Liputan6.com, Jakarta - Tim Hukum Prabowo Subianto-Sandiaga Uno mengutip pandangan Indonesianis dari University of Melbourne, Prof. Tim Lindsey dengan menyebut Jokowi sebagai rezim otoriter dan Neo Orde Baru. Namun, Tim Hukum Jokowi menilai kubu Prabowo keliru mengutip tulisan Opini tersebut.

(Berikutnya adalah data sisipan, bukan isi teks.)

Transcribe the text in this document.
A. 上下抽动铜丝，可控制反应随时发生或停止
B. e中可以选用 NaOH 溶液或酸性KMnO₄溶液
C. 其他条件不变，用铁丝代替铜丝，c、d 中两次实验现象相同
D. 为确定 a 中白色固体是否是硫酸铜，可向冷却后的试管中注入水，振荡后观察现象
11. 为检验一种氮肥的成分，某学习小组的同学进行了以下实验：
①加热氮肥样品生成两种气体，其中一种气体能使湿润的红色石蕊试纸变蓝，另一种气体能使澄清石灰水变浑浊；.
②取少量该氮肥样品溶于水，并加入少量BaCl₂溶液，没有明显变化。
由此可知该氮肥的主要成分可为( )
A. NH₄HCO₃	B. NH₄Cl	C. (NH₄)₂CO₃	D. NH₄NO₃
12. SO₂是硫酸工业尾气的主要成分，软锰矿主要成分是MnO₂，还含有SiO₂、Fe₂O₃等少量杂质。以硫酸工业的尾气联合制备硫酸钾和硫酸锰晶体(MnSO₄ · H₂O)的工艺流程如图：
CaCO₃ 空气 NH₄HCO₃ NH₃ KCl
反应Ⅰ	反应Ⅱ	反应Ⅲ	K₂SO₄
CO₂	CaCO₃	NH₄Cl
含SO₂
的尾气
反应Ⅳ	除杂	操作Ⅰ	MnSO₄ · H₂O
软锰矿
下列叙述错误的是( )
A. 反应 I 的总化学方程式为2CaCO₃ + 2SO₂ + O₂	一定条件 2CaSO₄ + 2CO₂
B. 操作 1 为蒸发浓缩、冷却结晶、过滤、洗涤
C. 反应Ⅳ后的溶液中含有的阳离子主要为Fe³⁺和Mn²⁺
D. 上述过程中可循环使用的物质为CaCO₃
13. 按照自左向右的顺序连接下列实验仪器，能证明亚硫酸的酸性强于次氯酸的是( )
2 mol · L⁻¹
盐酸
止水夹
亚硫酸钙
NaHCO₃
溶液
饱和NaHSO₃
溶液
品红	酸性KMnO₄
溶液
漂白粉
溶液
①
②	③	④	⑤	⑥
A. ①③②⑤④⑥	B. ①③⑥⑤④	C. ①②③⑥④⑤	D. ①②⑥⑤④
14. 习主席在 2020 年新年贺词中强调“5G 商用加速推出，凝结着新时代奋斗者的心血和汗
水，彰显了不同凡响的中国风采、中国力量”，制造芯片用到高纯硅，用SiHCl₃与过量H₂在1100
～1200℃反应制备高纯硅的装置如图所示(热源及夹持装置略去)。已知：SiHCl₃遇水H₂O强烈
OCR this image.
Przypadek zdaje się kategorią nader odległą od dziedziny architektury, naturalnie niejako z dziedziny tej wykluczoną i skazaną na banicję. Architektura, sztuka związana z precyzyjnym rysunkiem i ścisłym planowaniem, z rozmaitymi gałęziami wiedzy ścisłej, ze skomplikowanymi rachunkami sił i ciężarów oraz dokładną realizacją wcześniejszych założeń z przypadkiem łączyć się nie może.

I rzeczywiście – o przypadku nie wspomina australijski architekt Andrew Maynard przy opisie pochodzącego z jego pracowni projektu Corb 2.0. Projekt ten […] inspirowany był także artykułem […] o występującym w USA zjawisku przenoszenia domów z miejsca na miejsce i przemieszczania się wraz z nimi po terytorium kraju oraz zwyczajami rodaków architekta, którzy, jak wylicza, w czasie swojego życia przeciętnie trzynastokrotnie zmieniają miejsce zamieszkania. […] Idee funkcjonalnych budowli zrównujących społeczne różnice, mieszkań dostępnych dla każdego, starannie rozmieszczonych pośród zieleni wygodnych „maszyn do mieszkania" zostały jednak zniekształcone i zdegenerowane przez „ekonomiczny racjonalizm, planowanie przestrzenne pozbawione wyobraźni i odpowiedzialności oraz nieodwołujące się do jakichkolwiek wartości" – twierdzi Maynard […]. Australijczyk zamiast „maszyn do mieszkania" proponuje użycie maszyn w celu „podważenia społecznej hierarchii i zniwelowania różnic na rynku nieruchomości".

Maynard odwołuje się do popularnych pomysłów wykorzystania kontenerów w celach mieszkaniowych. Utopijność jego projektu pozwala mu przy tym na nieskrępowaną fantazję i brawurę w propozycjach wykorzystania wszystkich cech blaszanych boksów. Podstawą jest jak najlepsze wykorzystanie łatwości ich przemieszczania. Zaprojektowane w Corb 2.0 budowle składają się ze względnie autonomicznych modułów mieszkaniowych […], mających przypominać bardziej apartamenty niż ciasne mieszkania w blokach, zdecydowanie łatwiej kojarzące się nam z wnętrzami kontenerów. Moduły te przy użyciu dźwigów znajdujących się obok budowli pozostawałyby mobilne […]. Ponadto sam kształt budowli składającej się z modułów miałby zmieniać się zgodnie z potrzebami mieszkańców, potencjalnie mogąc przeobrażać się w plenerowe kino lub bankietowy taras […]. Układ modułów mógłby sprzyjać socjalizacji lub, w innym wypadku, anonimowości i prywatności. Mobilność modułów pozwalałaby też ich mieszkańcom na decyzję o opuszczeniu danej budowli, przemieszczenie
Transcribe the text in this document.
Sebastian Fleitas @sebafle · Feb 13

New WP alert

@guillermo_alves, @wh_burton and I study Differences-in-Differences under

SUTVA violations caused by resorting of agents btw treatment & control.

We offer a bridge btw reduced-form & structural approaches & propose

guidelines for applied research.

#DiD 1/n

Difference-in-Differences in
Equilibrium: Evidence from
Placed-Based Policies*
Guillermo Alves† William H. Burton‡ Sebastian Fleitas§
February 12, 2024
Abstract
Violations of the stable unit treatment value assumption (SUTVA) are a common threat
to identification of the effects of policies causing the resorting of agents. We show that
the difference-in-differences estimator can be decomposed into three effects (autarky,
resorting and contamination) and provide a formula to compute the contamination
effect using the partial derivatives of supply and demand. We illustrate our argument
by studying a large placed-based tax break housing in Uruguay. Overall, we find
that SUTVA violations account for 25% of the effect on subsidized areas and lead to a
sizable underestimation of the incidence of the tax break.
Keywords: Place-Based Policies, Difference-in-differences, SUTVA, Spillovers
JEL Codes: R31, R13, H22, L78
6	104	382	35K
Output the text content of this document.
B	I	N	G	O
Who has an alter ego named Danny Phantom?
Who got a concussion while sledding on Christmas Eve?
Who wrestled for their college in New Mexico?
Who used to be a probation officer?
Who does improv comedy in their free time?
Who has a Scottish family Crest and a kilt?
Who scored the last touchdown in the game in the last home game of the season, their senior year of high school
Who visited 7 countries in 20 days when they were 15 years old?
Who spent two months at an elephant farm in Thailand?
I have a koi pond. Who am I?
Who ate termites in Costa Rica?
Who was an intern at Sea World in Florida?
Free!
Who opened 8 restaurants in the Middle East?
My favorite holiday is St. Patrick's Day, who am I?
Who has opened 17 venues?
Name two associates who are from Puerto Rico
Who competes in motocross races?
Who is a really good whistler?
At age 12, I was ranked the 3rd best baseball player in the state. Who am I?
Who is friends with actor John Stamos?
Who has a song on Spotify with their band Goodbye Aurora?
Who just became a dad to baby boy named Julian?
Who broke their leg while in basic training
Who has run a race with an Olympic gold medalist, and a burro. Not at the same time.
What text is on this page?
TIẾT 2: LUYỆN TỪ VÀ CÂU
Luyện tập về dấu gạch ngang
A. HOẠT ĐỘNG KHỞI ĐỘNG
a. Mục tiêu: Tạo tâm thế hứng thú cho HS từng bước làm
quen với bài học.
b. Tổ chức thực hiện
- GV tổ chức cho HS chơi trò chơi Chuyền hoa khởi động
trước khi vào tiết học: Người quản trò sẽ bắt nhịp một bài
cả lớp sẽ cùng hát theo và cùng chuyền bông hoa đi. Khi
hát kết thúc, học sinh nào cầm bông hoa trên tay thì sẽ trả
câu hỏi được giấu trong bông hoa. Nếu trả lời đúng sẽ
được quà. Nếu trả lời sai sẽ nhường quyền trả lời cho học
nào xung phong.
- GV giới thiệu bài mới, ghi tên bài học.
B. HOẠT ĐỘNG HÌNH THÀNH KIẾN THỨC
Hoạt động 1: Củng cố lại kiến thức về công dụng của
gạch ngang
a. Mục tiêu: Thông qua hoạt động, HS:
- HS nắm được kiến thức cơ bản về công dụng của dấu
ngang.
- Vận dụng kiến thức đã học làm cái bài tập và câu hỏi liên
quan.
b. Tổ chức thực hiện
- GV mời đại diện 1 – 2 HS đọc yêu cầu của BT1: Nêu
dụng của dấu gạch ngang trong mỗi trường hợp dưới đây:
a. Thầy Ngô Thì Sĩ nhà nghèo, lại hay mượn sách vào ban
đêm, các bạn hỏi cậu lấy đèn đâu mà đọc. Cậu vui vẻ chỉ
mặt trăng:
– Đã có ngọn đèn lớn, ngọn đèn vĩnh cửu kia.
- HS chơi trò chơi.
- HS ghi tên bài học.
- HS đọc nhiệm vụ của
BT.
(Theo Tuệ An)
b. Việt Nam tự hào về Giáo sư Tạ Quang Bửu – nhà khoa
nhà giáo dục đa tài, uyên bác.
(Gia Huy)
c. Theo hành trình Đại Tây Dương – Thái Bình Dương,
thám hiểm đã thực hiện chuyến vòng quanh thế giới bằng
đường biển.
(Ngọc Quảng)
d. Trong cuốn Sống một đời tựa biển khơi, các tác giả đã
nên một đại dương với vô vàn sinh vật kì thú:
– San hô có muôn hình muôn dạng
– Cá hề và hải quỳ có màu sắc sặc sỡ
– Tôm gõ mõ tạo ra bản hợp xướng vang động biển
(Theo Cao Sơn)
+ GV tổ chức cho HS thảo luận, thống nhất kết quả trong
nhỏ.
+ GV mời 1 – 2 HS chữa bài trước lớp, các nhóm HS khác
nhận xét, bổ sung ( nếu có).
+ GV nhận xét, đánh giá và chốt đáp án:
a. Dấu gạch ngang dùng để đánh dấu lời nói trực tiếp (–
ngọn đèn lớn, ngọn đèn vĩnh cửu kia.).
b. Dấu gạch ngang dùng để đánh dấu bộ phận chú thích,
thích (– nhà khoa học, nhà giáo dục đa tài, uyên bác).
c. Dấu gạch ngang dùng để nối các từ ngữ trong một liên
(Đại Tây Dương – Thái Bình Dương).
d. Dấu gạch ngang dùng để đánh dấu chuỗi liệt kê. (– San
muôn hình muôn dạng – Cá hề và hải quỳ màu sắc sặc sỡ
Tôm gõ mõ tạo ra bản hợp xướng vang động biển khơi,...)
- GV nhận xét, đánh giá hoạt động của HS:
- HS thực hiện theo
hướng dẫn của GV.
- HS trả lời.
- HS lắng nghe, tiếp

"Pemohon telah secara serampangan dan keliru mengutip pandangan Prof. Tim Lindsey. Tulisan Lindsey sebagaimana terlihat dari judulnya 'Is Indonesia Sliding Towards a Neo New Order?' merupakan tulisan opini singkat yang bersifat pertanyaan. Tidak ada jawaban tegas terkait pertanyaan dalam judul yang diungkapkan olehnya," kata Kuasa Hukum Jokowi, I Wayan Sudirta di Ruang Sidang MK, Selasa (18/6/2019).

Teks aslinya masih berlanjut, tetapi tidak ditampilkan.